Databricks Community

mohaimen_syed · ‎10-18-2023

I'm trying to do fuzzy matching on two dataframes by cross joining them and then using a udf for my fuzzy matching. But using both python udf and pandas udf its either very slow or I get an error.

@pandas_udf("int")

def core_match_processor(s1: pd.Series, s2: pd.Series) -> pd.Series:

return pd.Series(int(rapidfuzz.ratio(s1, s2)))

MatchUDF = f.pandas_udf(core_match_processor, returnType=IntegerType())

df0 = df1.crossJoin(broadcast(df2))

df = df0.withColumn("Score", MatchUDF(f.col("String1"), f.col("String2")))

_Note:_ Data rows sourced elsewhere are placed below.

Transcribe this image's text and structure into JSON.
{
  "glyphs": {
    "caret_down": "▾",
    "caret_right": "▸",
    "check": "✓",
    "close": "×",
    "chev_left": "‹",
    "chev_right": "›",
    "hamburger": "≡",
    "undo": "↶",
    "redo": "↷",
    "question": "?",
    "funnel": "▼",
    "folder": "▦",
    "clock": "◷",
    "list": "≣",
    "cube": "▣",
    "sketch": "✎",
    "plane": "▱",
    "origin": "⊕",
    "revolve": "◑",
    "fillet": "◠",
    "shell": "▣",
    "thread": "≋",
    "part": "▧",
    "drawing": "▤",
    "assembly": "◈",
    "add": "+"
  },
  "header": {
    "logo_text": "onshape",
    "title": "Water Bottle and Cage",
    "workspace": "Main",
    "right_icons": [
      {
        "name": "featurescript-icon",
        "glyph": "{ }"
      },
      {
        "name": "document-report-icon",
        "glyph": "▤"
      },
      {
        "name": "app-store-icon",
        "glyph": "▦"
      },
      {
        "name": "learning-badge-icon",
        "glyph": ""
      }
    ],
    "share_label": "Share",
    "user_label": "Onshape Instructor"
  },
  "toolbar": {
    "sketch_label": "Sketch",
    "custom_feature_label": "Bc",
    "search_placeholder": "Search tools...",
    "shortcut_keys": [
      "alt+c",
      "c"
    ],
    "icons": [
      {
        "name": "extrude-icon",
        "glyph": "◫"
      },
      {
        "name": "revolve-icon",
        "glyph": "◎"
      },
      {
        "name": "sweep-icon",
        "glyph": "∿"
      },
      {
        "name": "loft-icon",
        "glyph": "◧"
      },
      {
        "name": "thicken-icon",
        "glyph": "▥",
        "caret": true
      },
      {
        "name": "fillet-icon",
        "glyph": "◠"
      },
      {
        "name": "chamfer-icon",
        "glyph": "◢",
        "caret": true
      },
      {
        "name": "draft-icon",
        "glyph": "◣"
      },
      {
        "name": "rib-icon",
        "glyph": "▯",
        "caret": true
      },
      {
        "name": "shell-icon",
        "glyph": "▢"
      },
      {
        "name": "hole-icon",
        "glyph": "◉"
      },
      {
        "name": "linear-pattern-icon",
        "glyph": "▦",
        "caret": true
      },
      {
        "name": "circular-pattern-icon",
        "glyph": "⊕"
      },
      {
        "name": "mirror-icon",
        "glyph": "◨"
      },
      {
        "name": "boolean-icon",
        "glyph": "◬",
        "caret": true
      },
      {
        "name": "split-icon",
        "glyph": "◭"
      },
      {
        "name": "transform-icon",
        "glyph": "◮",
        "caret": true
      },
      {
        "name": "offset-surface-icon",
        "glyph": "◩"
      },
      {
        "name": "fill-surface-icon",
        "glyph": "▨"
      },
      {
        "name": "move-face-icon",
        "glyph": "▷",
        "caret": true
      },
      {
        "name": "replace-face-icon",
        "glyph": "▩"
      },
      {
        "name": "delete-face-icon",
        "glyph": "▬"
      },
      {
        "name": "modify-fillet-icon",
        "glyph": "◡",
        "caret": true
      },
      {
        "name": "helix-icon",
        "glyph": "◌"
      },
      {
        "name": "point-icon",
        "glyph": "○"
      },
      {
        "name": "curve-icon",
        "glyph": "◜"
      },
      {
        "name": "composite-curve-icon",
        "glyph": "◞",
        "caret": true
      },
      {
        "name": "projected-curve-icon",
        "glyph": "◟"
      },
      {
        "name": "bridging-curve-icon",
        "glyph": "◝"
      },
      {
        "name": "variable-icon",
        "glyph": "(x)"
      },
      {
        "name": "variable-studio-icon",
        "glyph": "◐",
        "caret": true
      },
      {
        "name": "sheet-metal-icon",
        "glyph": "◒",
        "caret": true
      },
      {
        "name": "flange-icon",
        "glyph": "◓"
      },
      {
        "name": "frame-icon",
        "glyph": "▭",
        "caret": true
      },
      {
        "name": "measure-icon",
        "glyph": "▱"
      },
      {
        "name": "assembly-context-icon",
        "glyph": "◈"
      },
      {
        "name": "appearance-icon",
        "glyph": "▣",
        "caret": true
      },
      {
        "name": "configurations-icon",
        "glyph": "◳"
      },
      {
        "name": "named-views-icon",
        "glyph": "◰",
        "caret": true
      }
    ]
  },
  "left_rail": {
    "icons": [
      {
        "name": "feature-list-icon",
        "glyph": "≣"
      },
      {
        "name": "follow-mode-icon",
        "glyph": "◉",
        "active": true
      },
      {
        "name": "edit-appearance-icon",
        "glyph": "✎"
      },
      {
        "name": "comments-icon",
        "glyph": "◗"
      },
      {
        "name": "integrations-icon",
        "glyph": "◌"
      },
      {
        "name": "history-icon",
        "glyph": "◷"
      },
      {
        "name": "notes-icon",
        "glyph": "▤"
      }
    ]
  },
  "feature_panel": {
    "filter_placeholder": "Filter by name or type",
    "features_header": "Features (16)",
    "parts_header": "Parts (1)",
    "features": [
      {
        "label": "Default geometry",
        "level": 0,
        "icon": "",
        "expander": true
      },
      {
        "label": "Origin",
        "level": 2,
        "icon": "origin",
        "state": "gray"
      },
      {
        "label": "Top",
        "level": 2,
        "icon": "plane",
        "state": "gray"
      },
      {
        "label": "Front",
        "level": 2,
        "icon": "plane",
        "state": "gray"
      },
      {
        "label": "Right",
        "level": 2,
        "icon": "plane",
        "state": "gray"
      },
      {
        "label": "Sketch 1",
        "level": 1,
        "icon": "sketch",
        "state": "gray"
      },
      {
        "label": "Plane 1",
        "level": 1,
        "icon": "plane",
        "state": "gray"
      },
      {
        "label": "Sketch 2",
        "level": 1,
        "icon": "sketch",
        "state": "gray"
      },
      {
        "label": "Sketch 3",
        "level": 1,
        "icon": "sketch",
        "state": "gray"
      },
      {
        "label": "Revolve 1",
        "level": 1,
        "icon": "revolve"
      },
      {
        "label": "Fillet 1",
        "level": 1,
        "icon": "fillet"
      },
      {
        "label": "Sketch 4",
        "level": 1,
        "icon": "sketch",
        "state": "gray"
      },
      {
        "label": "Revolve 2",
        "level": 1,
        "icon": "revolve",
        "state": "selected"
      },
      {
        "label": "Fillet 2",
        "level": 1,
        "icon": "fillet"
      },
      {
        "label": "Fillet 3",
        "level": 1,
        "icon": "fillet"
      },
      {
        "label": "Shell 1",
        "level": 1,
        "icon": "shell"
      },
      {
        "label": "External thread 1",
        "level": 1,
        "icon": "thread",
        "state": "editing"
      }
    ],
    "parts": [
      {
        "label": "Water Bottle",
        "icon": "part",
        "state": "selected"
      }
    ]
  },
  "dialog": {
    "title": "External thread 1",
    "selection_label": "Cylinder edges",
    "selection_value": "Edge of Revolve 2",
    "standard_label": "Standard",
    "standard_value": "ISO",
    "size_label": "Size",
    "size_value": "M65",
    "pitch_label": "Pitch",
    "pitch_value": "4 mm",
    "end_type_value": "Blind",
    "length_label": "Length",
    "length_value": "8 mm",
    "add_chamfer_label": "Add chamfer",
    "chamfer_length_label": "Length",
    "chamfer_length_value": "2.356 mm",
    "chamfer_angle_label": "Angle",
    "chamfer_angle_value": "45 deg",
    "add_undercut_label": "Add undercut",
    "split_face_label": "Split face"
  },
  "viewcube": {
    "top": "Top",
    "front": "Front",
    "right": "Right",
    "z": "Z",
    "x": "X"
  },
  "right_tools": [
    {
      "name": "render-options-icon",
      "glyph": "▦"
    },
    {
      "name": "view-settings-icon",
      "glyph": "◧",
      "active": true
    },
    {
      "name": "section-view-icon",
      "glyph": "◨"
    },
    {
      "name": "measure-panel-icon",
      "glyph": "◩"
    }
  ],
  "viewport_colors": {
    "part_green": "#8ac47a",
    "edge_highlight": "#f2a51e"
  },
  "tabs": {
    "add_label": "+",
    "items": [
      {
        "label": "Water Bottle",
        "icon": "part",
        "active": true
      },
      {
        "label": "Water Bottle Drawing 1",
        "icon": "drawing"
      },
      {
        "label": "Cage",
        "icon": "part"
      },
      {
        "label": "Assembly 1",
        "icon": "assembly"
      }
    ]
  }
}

Error: org.apache.spark.SparkRuntimeException: [UDF_USER_CODE_ERROR.GENERIC] Execution of function core_match_processor

mohaimen_syed · ‎10-19-2023

I'm now getting the error: (SQL_GROUPED_AGG_PANDAS_UDF) is not supported on clusters in Shared access mode.
Even though this article clearly states that pandas udf is supported for shared cluster in databricks

https://www.databricks.com/blog/shared-clusters-unity-catalog-win-introducing-cluster-libraries-pyth...